A folder with a question mark means that the selected startup disk isn't available or doesn't contain a Mac operating system.
Blank (empty) screen
It's normal for a blank screen to appear once or more during startup. Its background can be black, gray, blue, or a desktop picture. If an image doesn't appear after a few moments, make sure that your display is turned on, connected, and has its brightness turned up.
Apple logo or spinning globe
Your Mac displays an Apple logo when it finds a local startup disk, which is a startup disk built into or connected to your Mac. If it can't find one, it may look for one on your network. When using a network startup disk, your Mac displays a spinning globe instead of an Apple logo. A spinning globe also appears when starting up from macOS Recovery over the Internet. As startup continues, you should see a progress bar or , which might alternate with a blank screen several times.

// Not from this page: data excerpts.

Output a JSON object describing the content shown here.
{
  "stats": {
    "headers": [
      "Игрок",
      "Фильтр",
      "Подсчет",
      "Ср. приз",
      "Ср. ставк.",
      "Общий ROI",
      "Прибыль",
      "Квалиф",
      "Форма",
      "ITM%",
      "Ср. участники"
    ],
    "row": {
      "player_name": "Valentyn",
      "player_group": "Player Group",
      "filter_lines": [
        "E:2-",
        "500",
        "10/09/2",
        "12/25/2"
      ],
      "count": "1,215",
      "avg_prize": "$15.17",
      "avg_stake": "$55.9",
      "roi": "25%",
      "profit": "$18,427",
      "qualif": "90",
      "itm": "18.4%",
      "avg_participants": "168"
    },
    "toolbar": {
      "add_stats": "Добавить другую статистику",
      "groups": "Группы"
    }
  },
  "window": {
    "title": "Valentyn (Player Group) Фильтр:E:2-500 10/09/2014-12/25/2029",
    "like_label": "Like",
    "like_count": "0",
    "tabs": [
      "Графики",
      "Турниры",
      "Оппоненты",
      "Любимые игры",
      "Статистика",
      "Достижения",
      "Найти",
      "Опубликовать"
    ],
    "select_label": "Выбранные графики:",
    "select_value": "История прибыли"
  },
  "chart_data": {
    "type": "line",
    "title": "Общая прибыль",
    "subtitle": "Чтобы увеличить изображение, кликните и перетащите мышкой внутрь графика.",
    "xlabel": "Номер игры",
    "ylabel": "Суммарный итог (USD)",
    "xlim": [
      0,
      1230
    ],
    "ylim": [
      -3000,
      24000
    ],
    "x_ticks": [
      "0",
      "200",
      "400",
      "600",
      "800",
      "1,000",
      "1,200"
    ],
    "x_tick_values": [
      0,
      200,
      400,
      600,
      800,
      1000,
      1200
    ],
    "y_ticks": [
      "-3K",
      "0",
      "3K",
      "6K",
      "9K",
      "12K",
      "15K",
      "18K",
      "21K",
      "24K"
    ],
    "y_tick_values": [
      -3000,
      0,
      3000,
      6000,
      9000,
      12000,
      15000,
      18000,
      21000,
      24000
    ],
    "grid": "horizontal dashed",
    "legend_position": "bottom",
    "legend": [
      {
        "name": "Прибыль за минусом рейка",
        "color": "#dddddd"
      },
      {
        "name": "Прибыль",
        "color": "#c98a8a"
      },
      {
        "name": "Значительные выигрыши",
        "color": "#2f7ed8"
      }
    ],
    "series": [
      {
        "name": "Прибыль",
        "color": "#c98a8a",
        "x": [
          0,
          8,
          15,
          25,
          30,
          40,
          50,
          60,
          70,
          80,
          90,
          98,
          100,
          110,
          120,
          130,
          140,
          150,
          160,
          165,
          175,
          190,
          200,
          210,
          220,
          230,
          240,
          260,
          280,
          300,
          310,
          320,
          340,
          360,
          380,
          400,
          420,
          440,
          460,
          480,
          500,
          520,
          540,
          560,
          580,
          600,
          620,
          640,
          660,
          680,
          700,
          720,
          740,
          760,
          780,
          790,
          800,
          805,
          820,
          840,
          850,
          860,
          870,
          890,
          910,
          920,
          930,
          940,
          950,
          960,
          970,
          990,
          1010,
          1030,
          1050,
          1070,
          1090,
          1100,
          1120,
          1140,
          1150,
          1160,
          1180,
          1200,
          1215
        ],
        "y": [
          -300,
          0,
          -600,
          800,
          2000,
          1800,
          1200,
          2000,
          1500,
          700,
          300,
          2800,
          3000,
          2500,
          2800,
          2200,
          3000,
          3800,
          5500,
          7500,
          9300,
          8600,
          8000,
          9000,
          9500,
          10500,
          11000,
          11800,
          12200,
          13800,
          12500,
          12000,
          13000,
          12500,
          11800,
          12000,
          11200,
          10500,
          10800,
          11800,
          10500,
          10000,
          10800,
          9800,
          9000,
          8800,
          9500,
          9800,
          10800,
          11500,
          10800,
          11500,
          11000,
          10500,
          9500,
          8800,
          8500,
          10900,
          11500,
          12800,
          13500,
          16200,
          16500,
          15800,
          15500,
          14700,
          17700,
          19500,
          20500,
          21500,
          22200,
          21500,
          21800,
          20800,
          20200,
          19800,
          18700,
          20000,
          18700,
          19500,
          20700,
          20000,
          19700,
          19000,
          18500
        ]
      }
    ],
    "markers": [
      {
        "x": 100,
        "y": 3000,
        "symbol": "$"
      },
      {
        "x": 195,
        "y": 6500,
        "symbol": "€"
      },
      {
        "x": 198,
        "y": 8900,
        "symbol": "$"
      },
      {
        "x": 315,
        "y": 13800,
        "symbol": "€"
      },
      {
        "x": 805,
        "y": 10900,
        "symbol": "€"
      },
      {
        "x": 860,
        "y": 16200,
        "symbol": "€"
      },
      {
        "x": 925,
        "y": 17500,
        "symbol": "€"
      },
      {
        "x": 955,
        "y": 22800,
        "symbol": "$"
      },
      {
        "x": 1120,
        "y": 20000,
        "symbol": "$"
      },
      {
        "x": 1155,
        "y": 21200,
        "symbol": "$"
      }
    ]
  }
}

If your Mac is using a firmware password, the lock icon appears when you try to start up from another disk or volume, such as an external drive or macOS Recovery. Enter the firmware password to continue.
System lock PIN code
Your Mac asks for a PIN code when it has been remotely locked using the Lost Mode feature of Find My Mac. Enter the four-digit or six-digit passcode to continue.
At the login window, enter your user account password to log in to your Mac. If FileVault is turned on, this also unlocks your disk. You might see a default desktop picture in the background, which might change to your chosen desktop picture when you select your account.